If you aren’t Chinese, you can’t compete in Singapore
The owner of the famous local briyani restaurant Blue Diamond, Abdul Hameed Mohamed Farook, is being prosecuted for hiring workers on an S pass (a visa category that requires a salary of S$2,200 or RM5,708 a month) but paying them far less.
This might appear quite patently dishonest and illegal, and I’m all for paying workers a fair wage, but it seems to me he had little choice.
His business is an Indian restaurant and to run an Indian restaurant you need Indian workers, or in a pinch maybe Pakistani or Bangladeshi workers.
However, Singapore doesn’t in fact allow you to hire Indian or any South Asian workers as restaurant staff. In fact, they can’t be given work permits for any jobs in the service sector which includes Retail, Restaurants, and Beauty among others.
The Ministry of Manpower (MOM) which regulates labour on the island has decreed that work permits in the service sector must only be granted to workers from North Asian sources; the People’s Republic of China, Hong Kong, South Korea, Macau and an exception is made for Malaysia
Now, Singapore is reliant on foreign labour. Any large scale business must hire foreigners — to stack shelves, to staff kitchens, to man pliers and tweezers.
But according to the MOM these foreigners can only come from one country — the People’s Republic (and to some extent Malaysia). Because no one is really going to be importing shelf stackers and pot stirrers from Hong Kong or South Korea.
This puts any non-Chinese business at a disadvantage as PRC workers tend to speak only Chinese and it is never easy to manage staff you can’t communicate with.

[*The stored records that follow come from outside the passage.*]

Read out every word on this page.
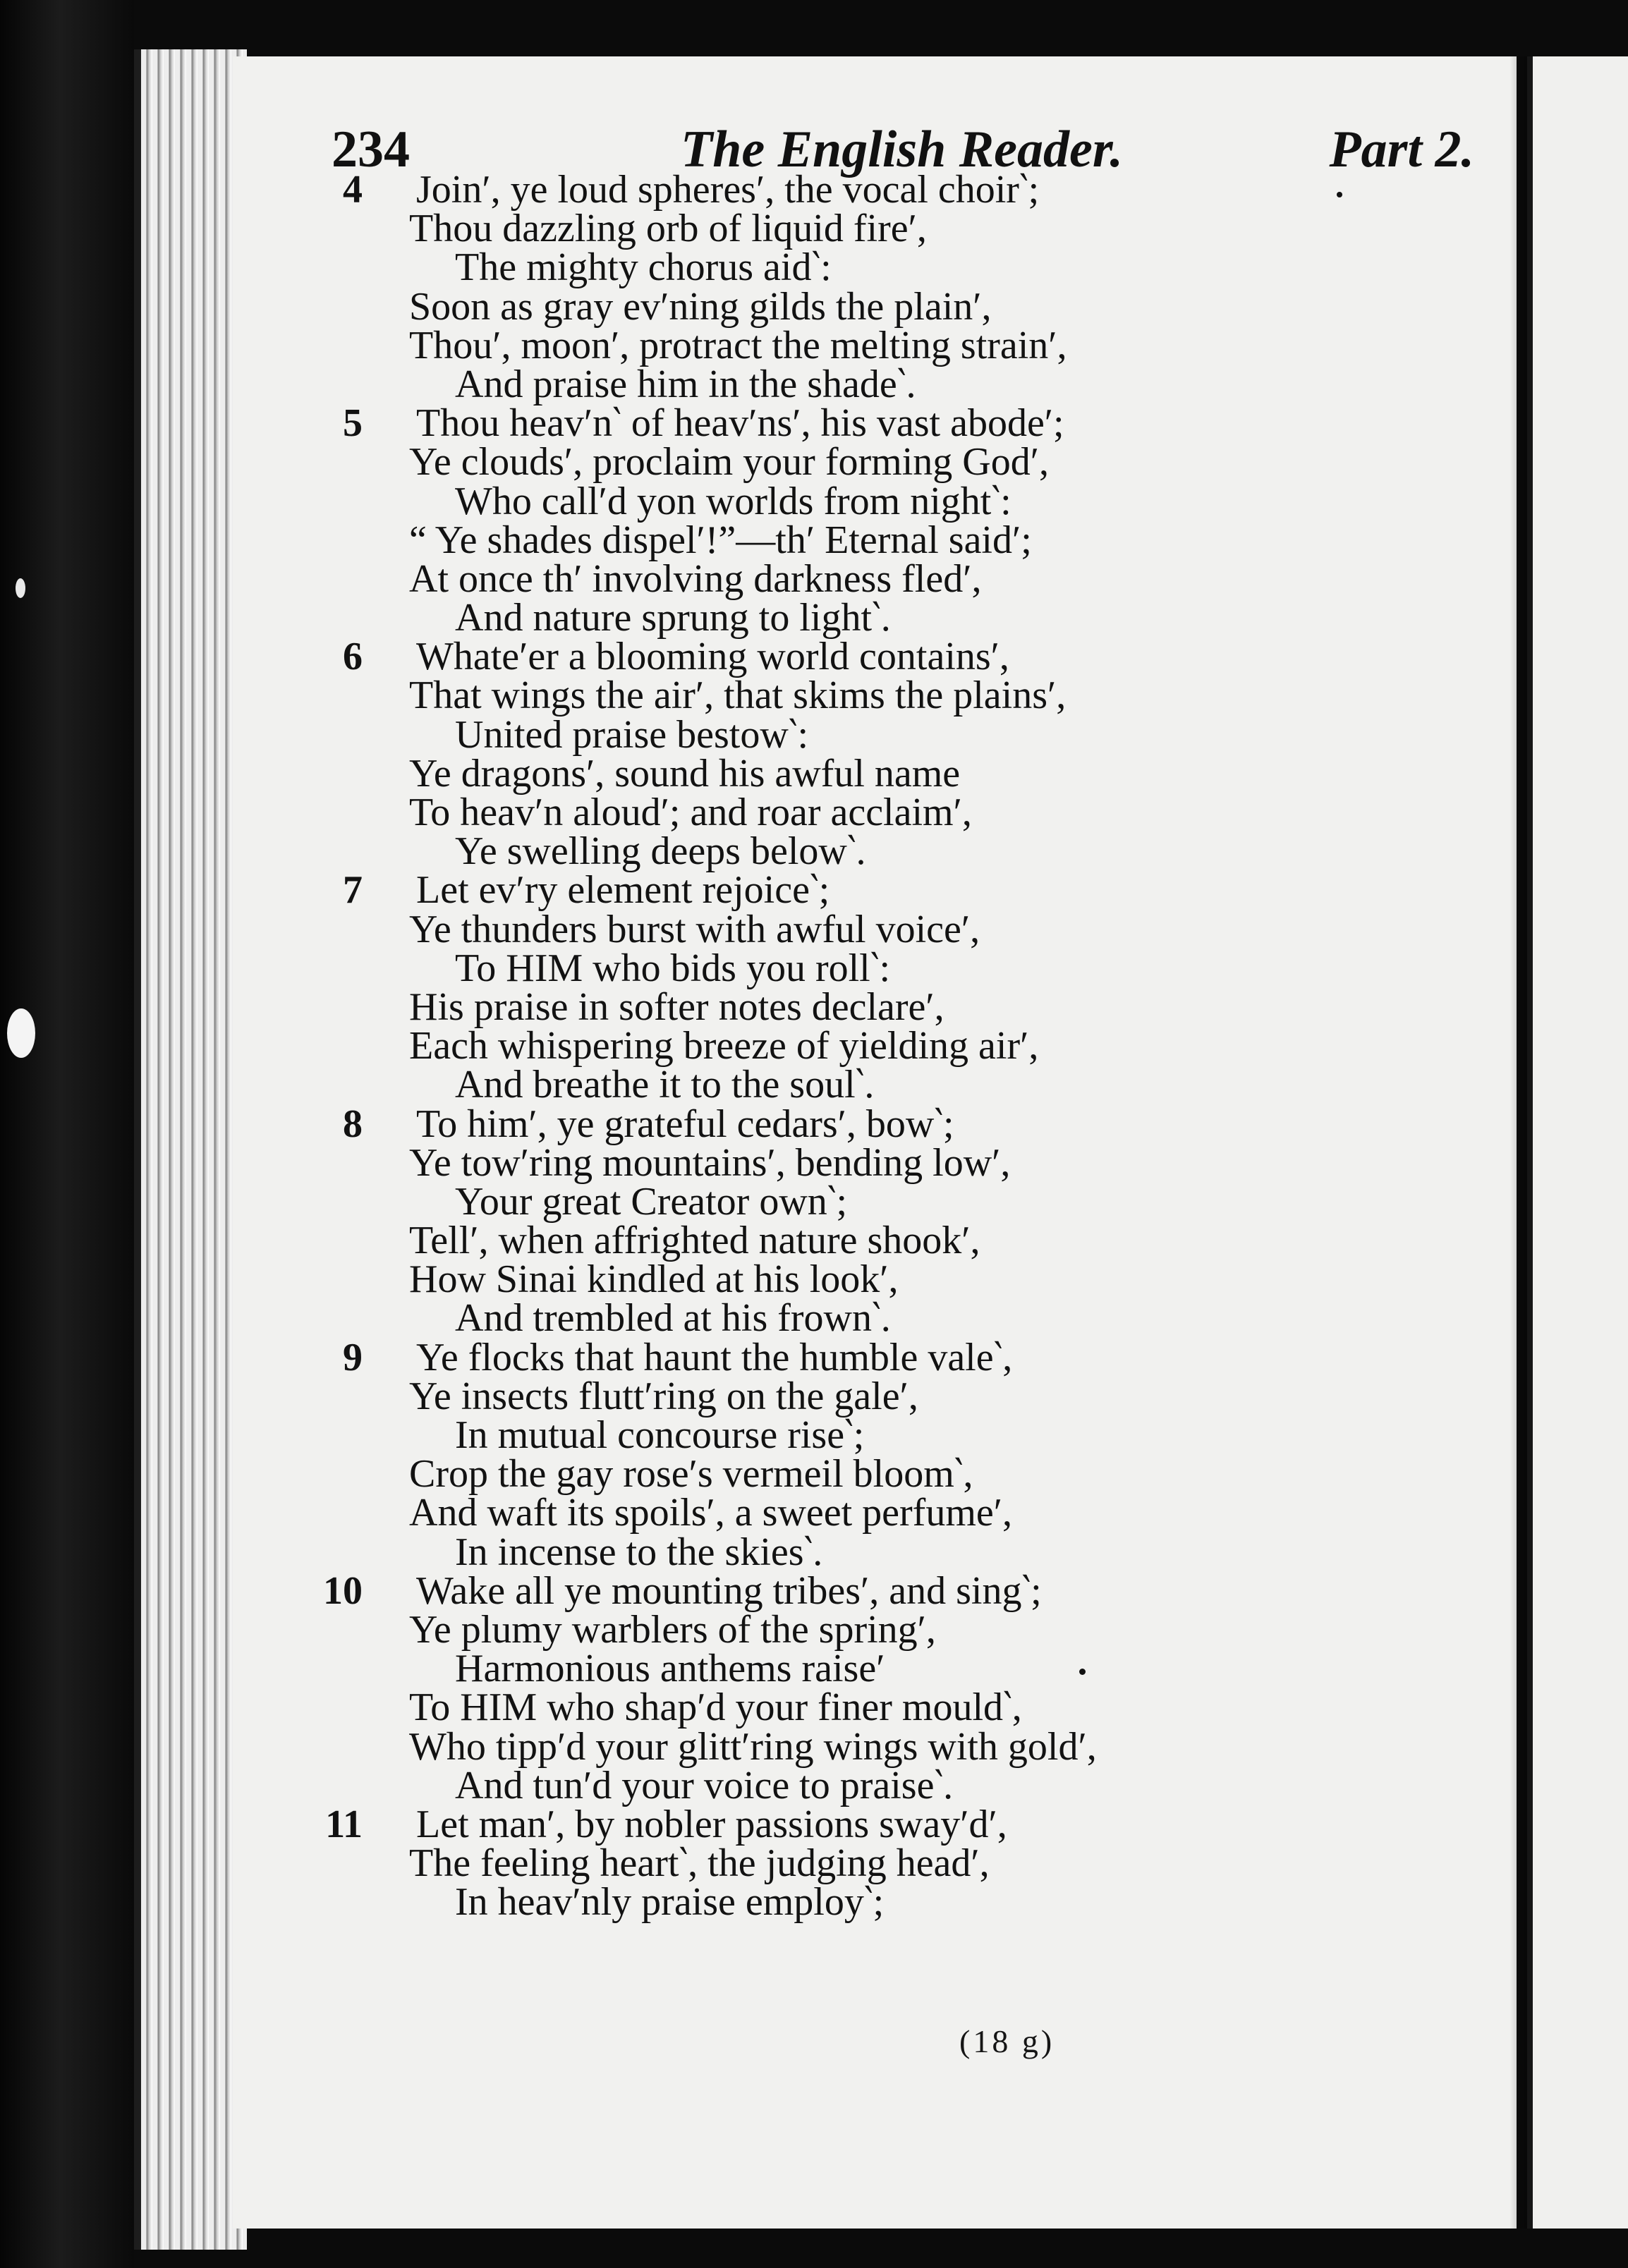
234	The English Reader.	Part 2.
4 Join′, ye loud spheres′, the vocal choir‵;
Thou dazzling orb of liquid fire′,
The mighty chorus aid‵:
Soon as gray ev′ning gilds the plain′,
Thou′, moon′, protract the melting strain′,
And praise him in the shade‵.
5 Thou heav′n‵ of heav′ns′, his vast abode′;
Ye clouds′, proclaim your forming God′,
Who call′d yon worlds from night‵:
“ Ye shades dispel′!”—th′ Eternal said′;
At once th′ involving darkness fled′,
And nature sprung to light‵.
6 Whate′er a blooming world contains′,
That wings the air′, that skims the plains′,
United praise bestow‵:
Ye dragons′, sound his awful name
To heav′n aloud′; and roar acclaim′,
Ye swelling deeps below‵.
7 Let ev′ry element rejoice‵;
Ye thunders burst with awful voice′,
To HIM who bids you roll‵:
His praise in softer notes declare′,
Each whispering breeze of yielding air′,
And breathe it to the soul‵.
8 To him′, ye grateful cedars′, bow‵;
Ye tow′ring mountains′, bending low′,
Your great Creator own‵;
Tell′, when affrighted nature shook′,
How Sinai kindled at his look′,
And trembled at his frown‵.
9 Ye flocks that haunt the humble vale‵,
Ye insects flutt′ring on the gale′,
In mutual concourse rise‵;
Crop the gay rose′s vermeil bloom‵,
And waft its spoils′, a sweet perfume′,
In incense to the skies‵.
10 Wake all ye mounting tribes′, and sing‵;
Ye plumy warblers of the spring′,
Harmonious anthems raise′
To HIM who shap′d your finer mould‵,
Who tipp′d your glitt′ring wings with gold′,
And tun′d your voice to praise‵.
11 Let man′, by nobler passions sway′d′,
The feeling heart‵, the judging head′,
In heav′nly praise employ‵;
(18 g)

It puts these community facing businesses at a particular disadvantage; perhaps an Indian-run shop can make do with PRC shelf stackers, but a Malayalee restaurant or saree store is unlikely to be able to manage.
Now you can say this is all to protect some sort of ethnic balance because there are so many Indian and Bangladeshi workers in construction that having service sector workers from China balances things out.
But firstly isn’t maintaining a “correct” race balance in itself a dubious exercise? And even if we accept this need for racial quotas, exceptions must be made for community facing businesses.
The local Indian community is simply too small and the Malaysian Indian community hardly large enough to provide the labour for local Indian restaurants, beauty parlours, flower shops and the like. And the fact that Chinese shops, hairdressers and restaurants have access to effectively unlimited cheap labour gives them an innate advantage.
The situation is patently unfair as it privileges one race over the other.
What does this policy say to us? That Filipinos can be maids but not servers? Indians are good for being construction coolies but we don’t want to see them as hotel staff? This is why you see Mandarin-speaking servers struggling to pronounce Palak Paneer across the curry houses of Singapore.
It’s destroying Singaporean businesses: Indians, Malays and Eurasians have been put in a position where they can’t compete on equal terms. The incentive to break and bend the rules in order to hire staff you can communicate with is very high and Blue Diamond is very unlikely to be the only offender.
For simply wanting to hire staff who speaks their language, a whole community is liable to be criminalised and if you ask me, that’s racist.
Surekha A. Yadav
Born and bred in Singapore, Surekha A. Yadav is a freelance journalist in Southeast Asia.